身后传来细碎的脚步声,即使对方已经放轻动作,但是在安静的墓地当中,声音似乎被无限放大,清晰入耳。
安久久的动作微微顿了下,她转过身,看见周致穿着一脸黑色的连帽衫,此刻正站在自己的身后,眼眸深邃的望着她。
看来她果真想的没错,那封信就是周致找人送来的。
眼下,还清楚苏黎事情的人,似乎就只剩下周致了。
当年的知情人几乎都已经离开了,安久久不清楚周致究竟知道多少,但是几次三番下来,他暗示性的话更是让安久久确定。
苏黎还活着的时候,肯定跟周致有什么渊源。
“那封信,就是你专程找人送给我的?”
眼神紧盯着面前的男人,好像生怕自己一眨眼,就会发生什么变故一样。
季锦辰这一觉睡得很沉,等到醒来的时候,身边的床铺已经是一片冰冷,心底没由来的一慌,他立马坐起身。
下楼之后,他看见正在客厅里面焦躁的来回走动的保镖。
“久久呢?”
抛橄榄枝
“季先生,我们一直没有等到安小姐出来,刚才去调了监控才发现,她在五点多钟的时候,跟着买菜的佣人一块混出别墅了,这会不知道究竟去了哪里。
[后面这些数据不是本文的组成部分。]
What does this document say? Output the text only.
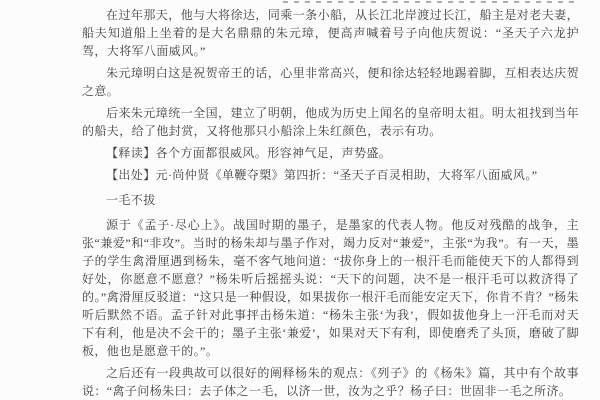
在过年那天，他与大将徐达，同乘一条小船，从长江北岸渡过长江，船主是对老夫妻，船夫知道船上坐着的是大名鼎鼎的朱元璋，便高声喊着号子向他庆贺说：“圣天子六龙护驾，大将军八面威风。”

朱元璋明白这是祝贺帝王的话，心里非常高兴，便和徐达轻轻地踢着脚，互相表达庆贺之意。

后来朱元璋统一全国，建立了明朝，他成为历史上闻名的皇帝明太祖。明太祖找到当年的船夫，给了他封赏，又将他那只小船涂上朱红颜色，表示有功。

【释读】各个方面都很威风。形容神气足，声势盛。

【出处】元·尚仲贤《单鞭夺槊》第四折：“圣天子百灵相助，大将军八面威风。”

一毛不拔

源于《孟子·尽心上》。战国时期的墨子，是墨家的代表人物。他反对残酷的战争，主张“兼爱”和“非攻”。当时的杨朱却与墨子作对，竭力反对“兼爱”，主张“为我”。有一天，墨子的学生禽滑厘遇到杨朱，毫不客气地问道：“拔你身上的一根汗毛而能使天下的人都得到好处，你愿意不愿意？”杨朱听后摇摇头说：“天下的问题，决不是一根汗毛可以救济得了的。”禽滑厘反驳道：“这只是一种假设，如果拔你一根汗毛而能安定天下，你肯不肯？”杨朱听后默然不语。孟子针对此事抨击杨朱道：“杨朱主张‘为我’，假如拔他身上一汗毛而对天下有利，他是决不会干的；墨子主张‘兼爱’，如果对天下有利，即使磨秃了头顶，磨破了脚板，他也是愿意干的。”。

之后还有一段典故可以很好的阐释杨朱的观点：《列子》的《杨朱》篇，其中有个故事说：“禽子问杨朱曰：去子体之一毛，以济一世，汝为之乎？杨子曰：世固非一毛之所济。
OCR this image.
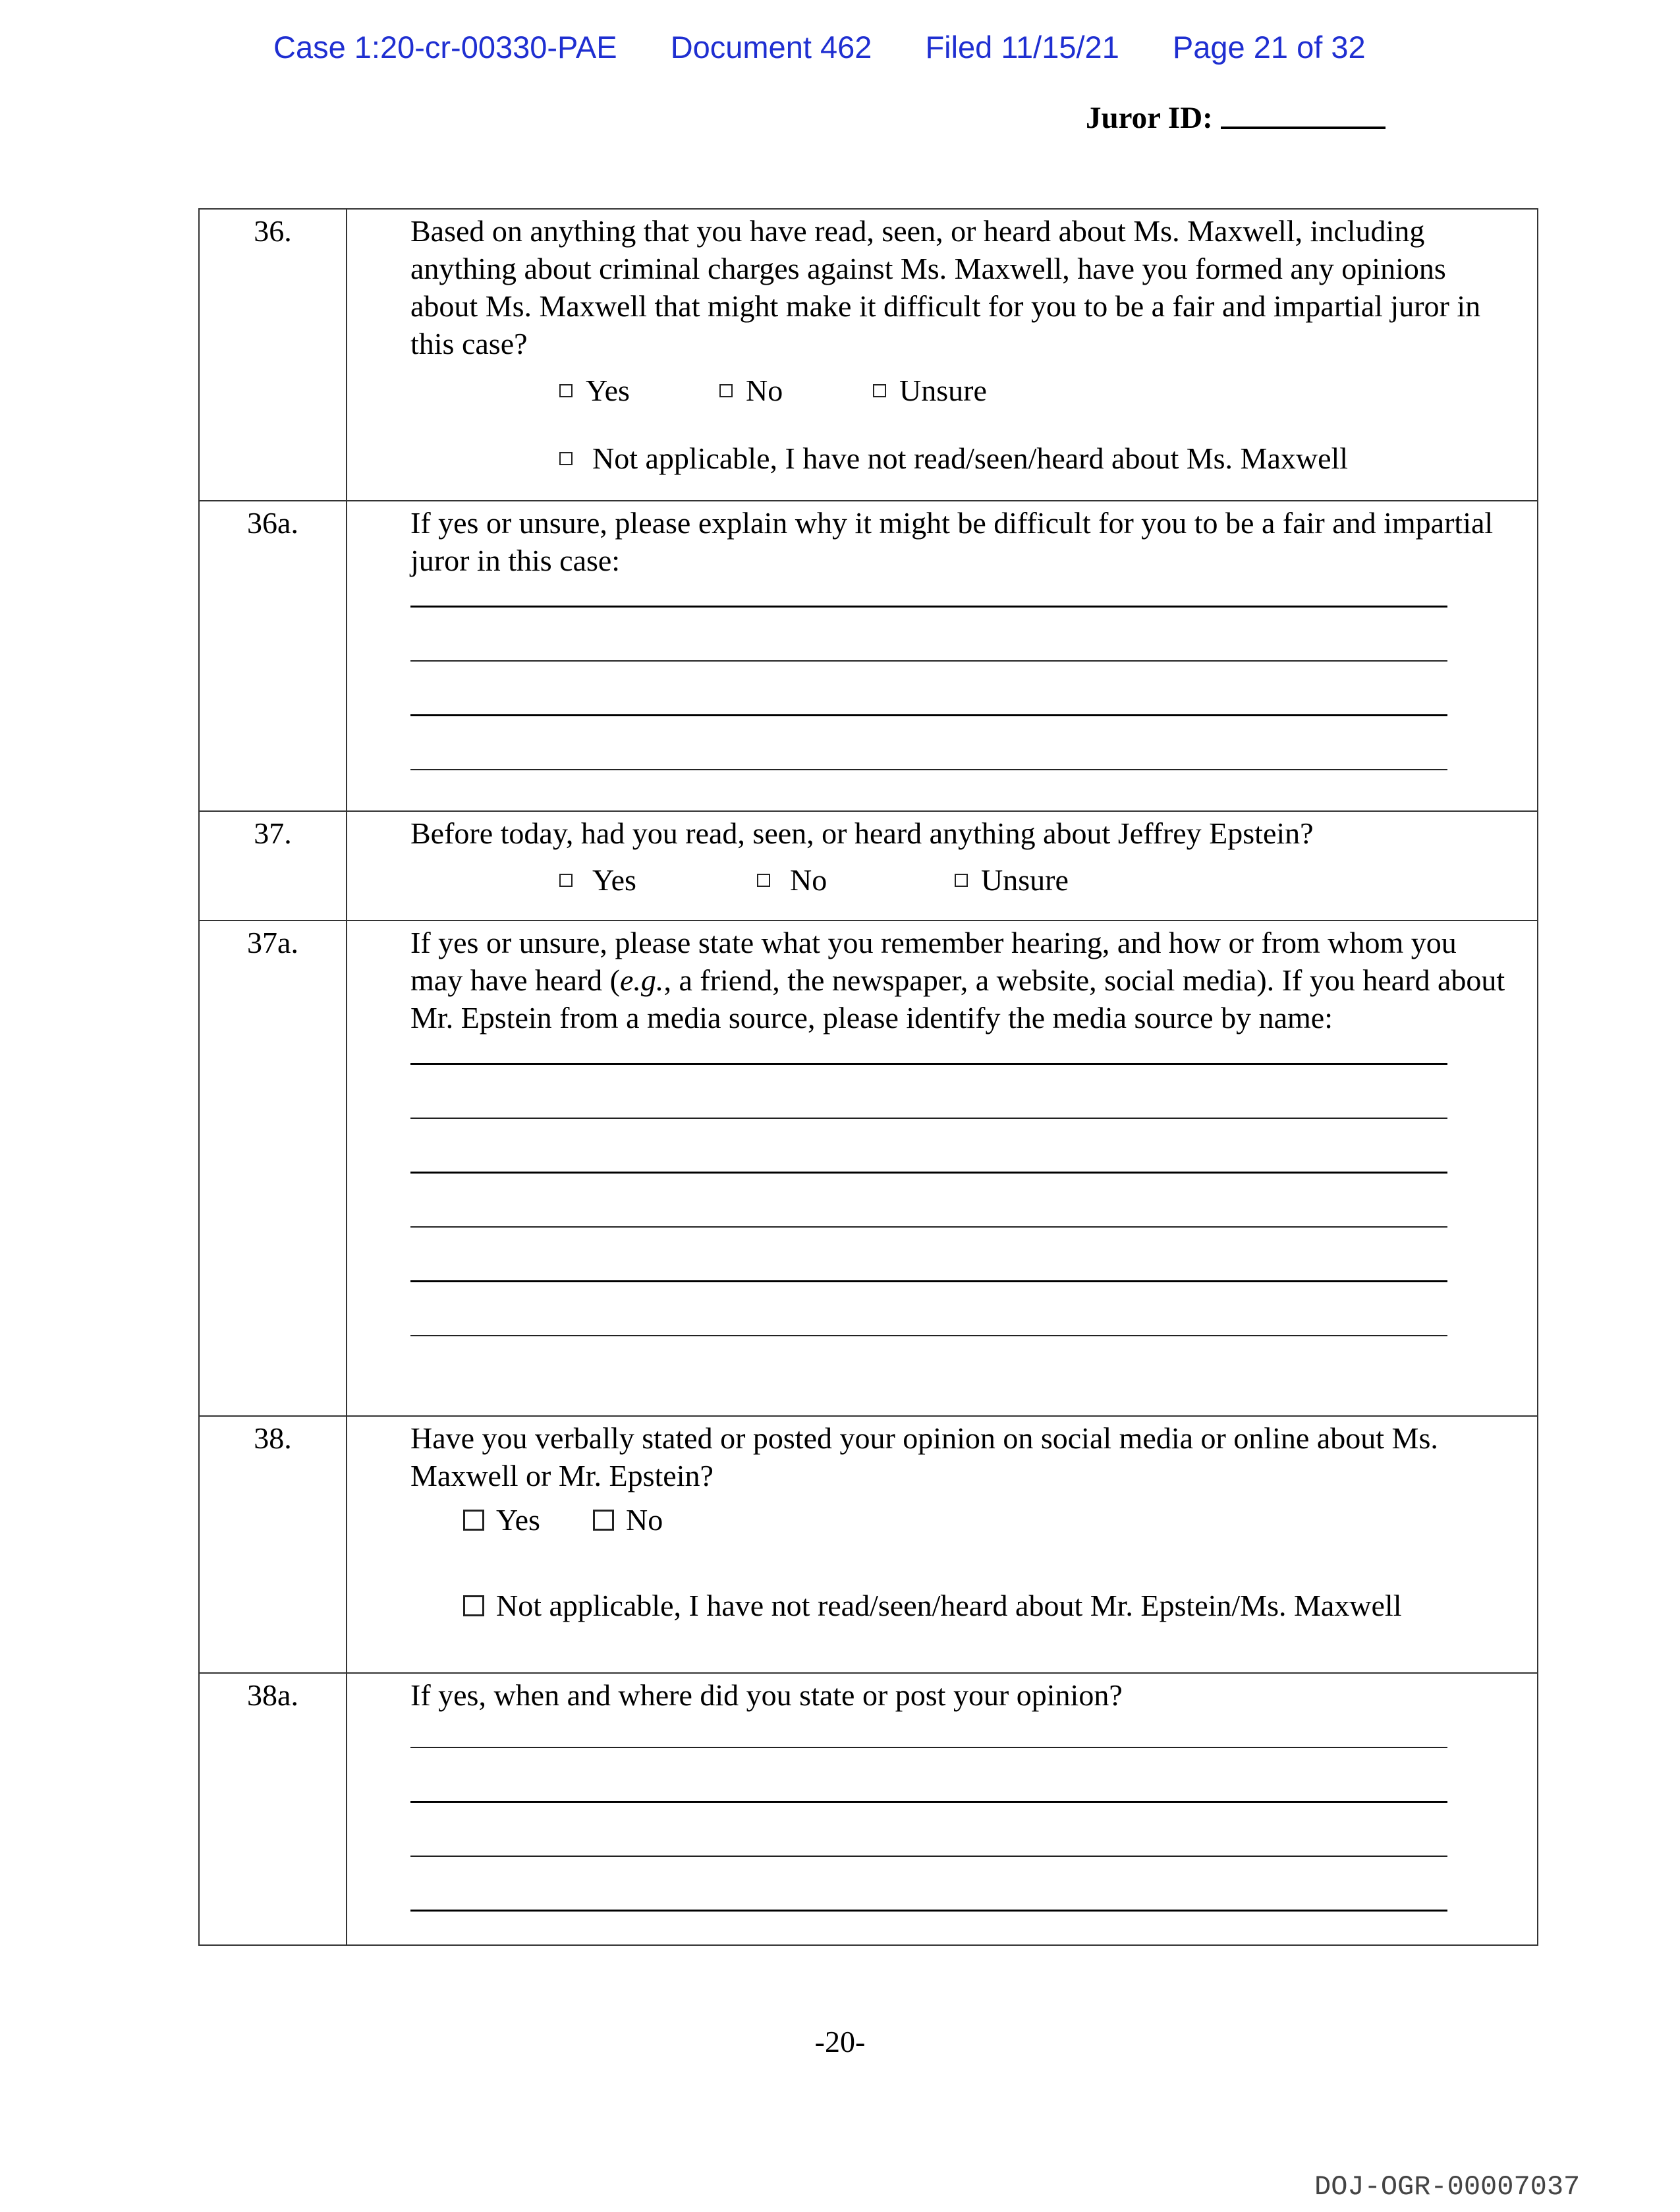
Case 1:20-cr-00330-PAE Document 462 Filed 11/15/21 Page 21 of 32
Juror ID:
36.	Based on anything that you have read, seen, or heard about Ms. Maxwell, including anything about criminal charges against Ms. Maxwell, have you formed any opinions about Ms. Maxwell that might make it difficult for you to be a fair and impartial juror in this case?

Yes No Unsure
Not applicable, I have not read/seen/heard about Ms. Maxwell

36a.	If yes or unsure, please explain why it might be difficult for you to be a fair and impartial juror in this case:

37.	Before today, had you read, seen, or heard anything about Jeffrey Epstein?

Yes No Unsure

37a.	If yes or unsure, please state what you remember hearing, and how or from whom you may have heard (e.g., a friend, the newspaper, a website, social media). If you heard about Mr. Epstein from a media source, please identify the media source by name:

38.	Have you verbally stated or posted your opinion on social media or online about Ms. Maxwell or Mr. Epstein?

Yes No
Not applicable, I have not read/seen/heard about Mr. Epstein/Ms. Maxwell

38a.	If yes, when and where did you state or post your opinion?

-20-
DOJ-OGR-00007037
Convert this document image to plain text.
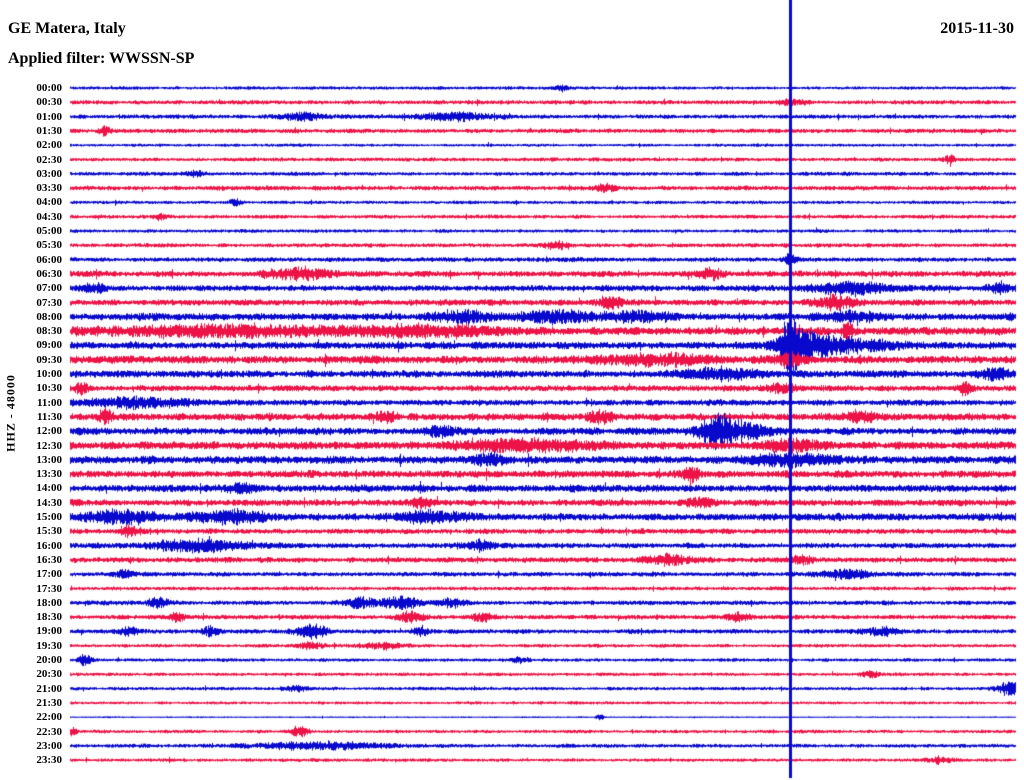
GE Matera, Italy
Applied filter: WWSSN-SP
2015-11-30
HHZ - 48000
00:00
00:30
01:00
01:30
02:00
02:30
03:00
03:30
04:00
04:30
05:00
05:30
06:00
06:30
07:00
07:30
08:00
08:30
09:00
09:30
10:00
10:30
11:00
11:30
12:00
12:30
13:00
13:30
14:00
14:30
15:00
15:30
16:00
16:30
17:00
17:30
18:00
18:30
19:00
19:30
20:00
20:30
21:00
21:30
22:00
22:30
23:00
23:30
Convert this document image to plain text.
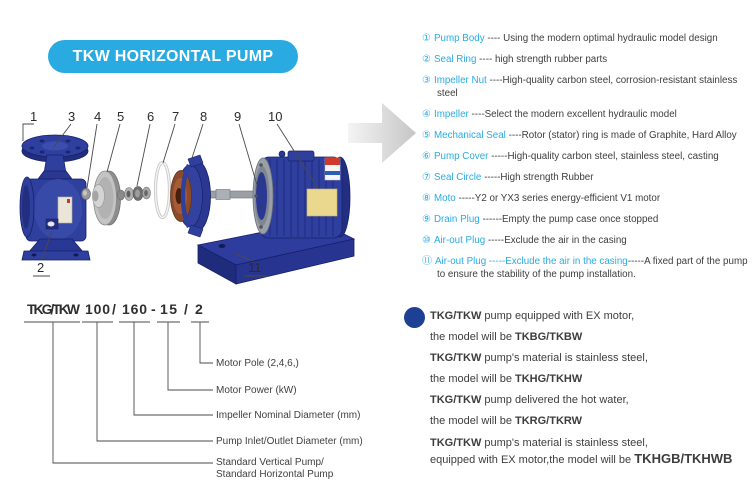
TKW HORIZONTAL PUMP
1 3 4 5 6 7 8 9 10
2	11
① Pump Body ---- Using the modern optimal hydraulic model design
② Seal Ring ---- high strength rubber parts
③ Impeller Nut ----High-quality carbon steel, corrosion-resistant stainless steel
④ Impeller ----Select the modern excellent hydraulic model
⑤ Mechanical Seal ----Rotor (stator) ring is made of Graphite, Hard Alloy
⑥ Pump Cover -----High-quality carbon steel, stainless steel, casting
⑦ Seal Circle -----High strength Rubber
⑧ Moto -----Y2 or YX3 series energy-efficient V1 motor
⑨ Drain Plug ------Empty the pump case once stopped
⑩ Air-out Plug -----Exclude the air in the casing
⑪ Air-out Plug -----Exclude the air in the casing-----A fixed part of the pump to ensure the stability of the pump installation.
TKG/TKW 100 / 160 - 15 / 2
Motor Pole (2,4,6,)
Motor Power (kW)
Impeller Nominal Diameter (mm)
Pump Inlet/Outlet Diameter (mm)
Standard Vertical Pump/
Standard Horizontal Pump
TKG/TKW pump equipped with EX motor,
the model will be TKBG/TKBW
TKG/TKW pump's material is stainless steel,
the model will be TKHG/TKHW
TKG/TKW pump delivered the hot water,
the model will be TKRG/TKRW
TKG/TKW pump's material is stainless steel,
equipped with EX motor,the model will be TKHGB/TKHWB
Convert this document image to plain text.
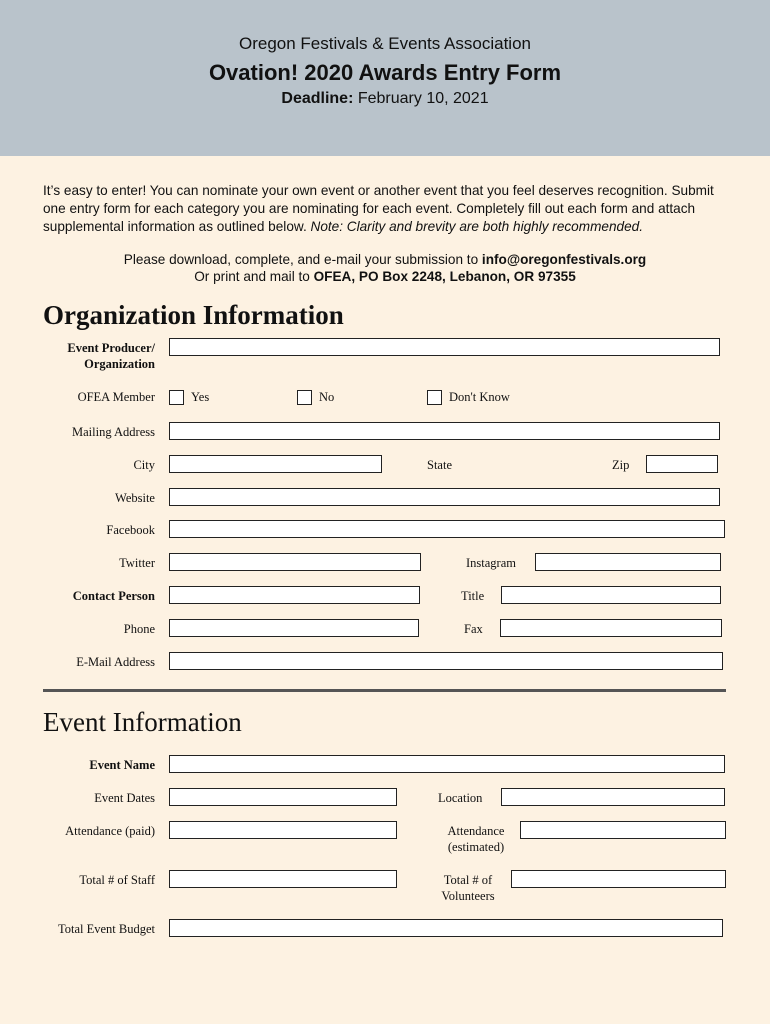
Oregon Festivals & Events Association
Ovation! 2020 Awards Entry Form
Deadline: February 10, 2021
It’s easy to enter! You can nominate your own event or another event that you feel deserves recognition. Submit one entry form for each category you are nominating for each event. Completely fill out each form and attach supplemental information as outlined below. Note: Clarity and brevity are both highly recommended.
Please download, complete, and e-mail your submission to info@oregonfestivals.org
Or print and mail to OFEA, PO Box 2248, Lebanon, OR 97355
Organization Information
Event Producer/
Organization
OFEA Member	Yes	No	Don't Know
Mailing Address
City	State	Zip
Website
Facebook
Twitter	Instagram
Contact Person	Title
Phone	Fax
E-Mail Address
Event Information
Event Name
Event Dates	Location
Attendance (paid)	Attendance
(estimated)
Total # of Staff	Total # of
Volunteers
Total Event Budget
”
季锦辰狠狠捏着拳头,一双黑眸中似乎要喷出怒火。
她还能去哪里?
肯定是一个人跑去了墓地。
“马上带人跟我去墓地。”已经来不及多想,季锦辰立马出门。
墓地。
周致从容不迫的站在安久久面前,几乎是她问什么便回答什么。
“如果我不用这样的方式,怎么会有我们俩单独相处的机会呢?”
“你跟我母亲,究竟是什么关系?”一直以来都困惑在自己心头的疑惑问出口,安久久竟然还有种如释重负的感觉。
而周致这一次却笑笑没回答。
“你之前说她的去世是被人设计陷害,而你正是为了帮她讨回公道而出现,那么你究竟是什么人?”在安久久的印象当中,小时候并未见过周致。
“我的身份,对于你来说很重要吗?”
“当然。”
安久久的目光紧盯着周致,此刻站在面前的人,便是最后一个疑团了。
等到她弄清楚了周致的身份,或许也可以找到安瑶了。
周致走到苏黎的墓碑前,伸手摸了摸冰凉的石碑,神情中夹杂着些许哀伤。
“她救过我的命,现在我也一定会报答她的。”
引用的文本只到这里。